An insect’s internal chemicals can be converted to electricity, potentially providing power for sensors, recording devices or to control the bug, a group of researchers at Case Western Reserve University report.

The finding is yet another in a growing list from universities across the country that could bring the creation of insect cyborgs – touted as possible first responders to super spies – out of science fiction and into reality. In this case, the power supply, while small, doesn’t rely on movement, light or batteries, just normal feeding.

“It is virtually impossible to start from scratch and make something that works like an insect,” said Daniel Scherson, chemistry professor at Case Western Reserve and senior author of the paper.

“Using an insect is likely to prove far easier,” Scherson said. “For that, you need electrical energy to power sensors or to excite the neurons to make the insect do as you want, by generating enough power out of the insect itself.”
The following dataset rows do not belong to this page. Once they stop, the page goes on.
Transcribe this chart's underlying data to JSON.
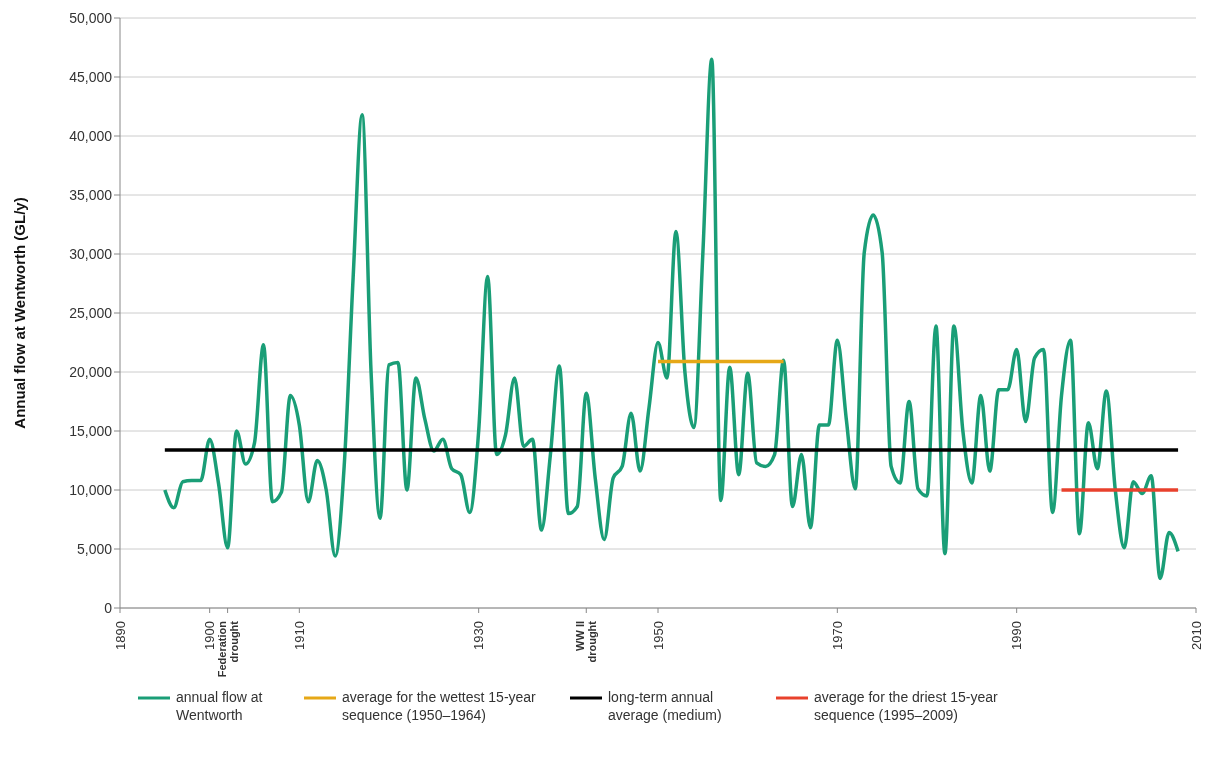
{
  "chart_data": {
    "type": "line",
    "ylabel": "Annual flow at Wentworth (GL/y)",
    "x": [
      1895,
      1896,
      1897,
      1898,
      1899,
      1900,
      1901,
      1902,
      1903,
      1904,
      1905,
      1906,
      1907,
      1908,
      1909,
      1910,
      1911,
      1912,
      1913,
      1914,
      1915,
      1916,
      1917,
      1918,
      1919,
      1920,
      1921,
      1922,
      1923,
      1924,
      1925,
      1926,
      1927,
      1928,
      1929,
      1930,
      1931,
      1932,
      1933,
      1934,
      1935,
      1936,
      1937,
      1938,
      1939,
      1940,
      1941,
      1942,
      1943,
      1944,
      1945,
      1946,
      1947,
      1948,
      1949,
      1950,
      1951,
      1952,
      1953,
      1954,
      1955,
      1956,
      1957,
      1958,
      1959,
      1960,
      1961,
      1962,
      1963,
      1964,
      1965,
      1966,
      1967,
      1968,
      1969,
      1970,
      1971,
      1972,
      1973,
      1974,
      1975,
      1976,
      1977,
      1978,
      1979,
      1980,
      1981,
      1982,
      1983,
      1984,
      1985,
      1986,
      1987,
      1988,
      1989,
      1990,
      1991,
      1992,
      1993,
      1994,
      1995,
      1996,
      1997,
      1998,
      1999,
      2000,
      2001,
      2002,
      2003,
      2004,
      2005,
      2006,
      2007,
      2008
    ],
    "series": [
      {
        "name": "annual flow at Wentworth",
        "color": "#1a9e77",
        "values": [
          10000,
          8500,
          10700,
          10800,
          10800,
          14300,
          10500,
          5100,
          15000,
          12200,
          14000,
          22300,
          9000,
          9800,
          18000,
          15500,
          9000,
          12500,
          10000,
          4400,
          12000,
          28000,
          41800,
          20000,
          7600,
          20600,
          20800,
          10000,
          19500,
          16000,
          13300,
          14300,
          11800,
          11300,
          8100,
          15000,
          28100,
          13000,
          14700,
          19500,
          13700,
          14300,
          6600,
          13000,
          20500,
          8000,
          8600,
          18200,
          11000,
          5800,
          11000,
          12000,
          16500,
          11600,
          17000,
          22500,
          19500,
          31900,
          20000,
          15300,
          30000,
          46500,
          9100,
          20400,
          11300,
          19900,
          12300,
          12000,
          13000,
          21000,
          8600,
          13000,
          6800,
          15500,
          15500,
          22700,
          16000,
          10100,
          30100,
          33300,
          30100,
          12000,
          10600,
          17500,
          10100,
          9500,
          23900,
          4600,
          23900,
          15000,
          10600,
          18000,
          11600,
          18500,
          18500,
          21900,
          15800,
          21200,
          21900,
          8100,
          18000,
          22700,
          6300,
          15700,
          11800,
          18400,
          10000,
          5100,
          10700,
          9700,
          11200,
          2500,
          6400,
          4800
        ]
      },
      {
        "name": "average for the wettest 15-year sequence (1950–1964)",
        "color": "#e6a817",
        "x": [
          1950,
          1964
        ],
        "values": [
          20900,
          20900
        ]
      },
      {
        "name": "long-term annual average (medium)",
        "color": "#000000",
        "x": [
          1895,
          2008
        ],
        "values": [
          13400,
          13400
        ]
      },
      {
        "name": "average for the driest 15-year sequence (1995–2009)",
        "color": "#e8412c",
        "x": [
          1995,
          2008
        ],
        "values": [
          10000,
          10000
        ]
      }
    ],
    "xlim": [
      1890,
      2010
    ],
    "xticks": [
      1890,
      1900,
      {
        "value": 1902,
        "label": "Federation drought"
      },
      1910,
      1930,
      {
        "value": 1942,
        "label": "WW II drought"
      },
      1950,
      1970,
      1990,
      2010
    ],
    "ylim": [
      0,
      50000
    ],
    "yticks": [
      0,
      {
        "value": 5000,
        "label": "5,000"
      },
      {
        "value": 10000,
        "label": "10,000"
      },
      {
        "value": 15000,
        "label": "15,000"
      },
      {
        "value": 20000,
        "label": "20,000"
      },
      {
        "value": 25000,
        "label": "25,000"
      },
      {
        "value": 30000,
        "label": "30,000"
      },
      {
        "value": 35000,
        "label": "35,000"
      },
      {
        "value": 40000,
        "label": "40,000"
      },
      {
        "value": 45000,
        "label": "45,000"
      },
      {
        "value": 50000,
        "label": "50,000"
      }
    ],
    "grid": "y",
    "legend": "bottom",
    "marker": "none",
    "line_style": "solid"
  }
}
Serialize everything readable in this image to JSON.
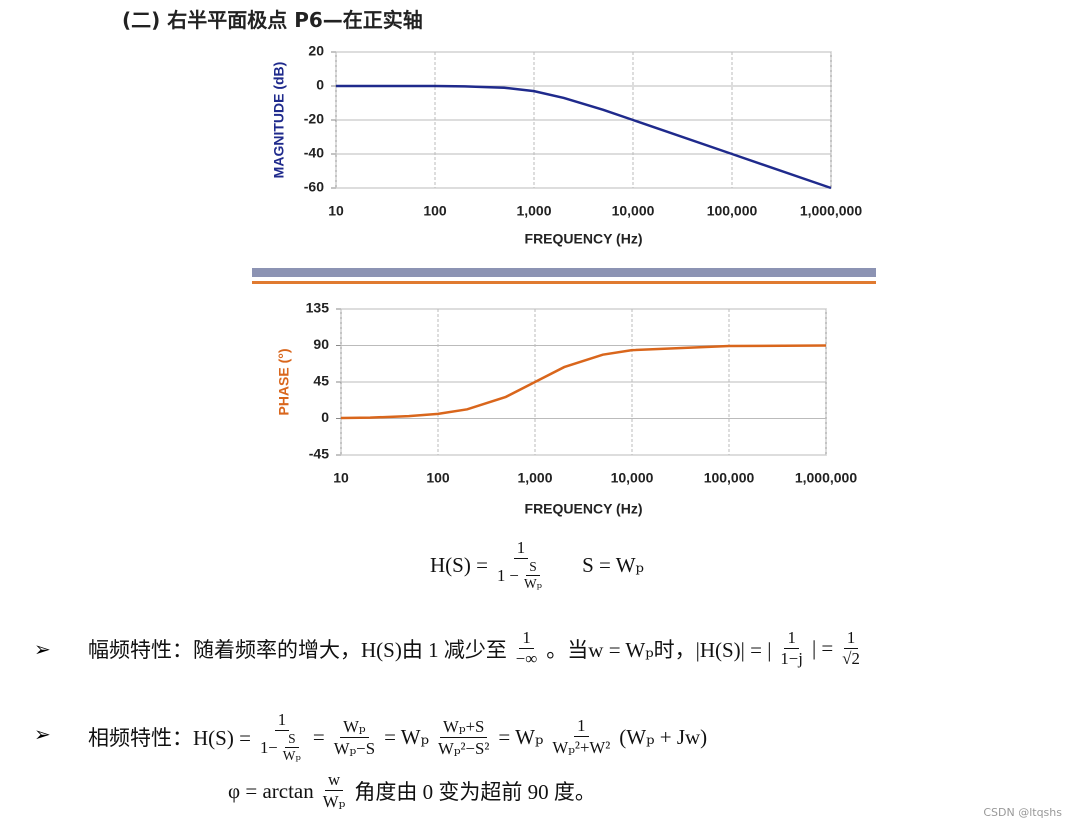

The key to converting the chemical energy is using enzymes in series at the anode.

The first enzyme breaks the sugar, trehalose, which a cockroach constantly produces from its food, into two simpler sugars, called monosaccharides. The second enzyme oxidizes the monosaccharides, releasing electrons.

The current flows as electrons are drawn to the cathode, where oxygen from air takes up the electrons and is reduced to water.

After testing the system using trehalose solutions, prototype electrodes were inserted in a blood sinus in the abdomen of a female cockroach, away from critical internal organs.

The researchers found the cockroaches suffered no long-term damage, which bodes well for long-term use.

More technical details are available in the news item although I notice there is no mention of ethics. I’m happy to see that there doesn’t seem to be any long-term damage to any of the beasties they’ve tested so far but should we really take control of them in this way?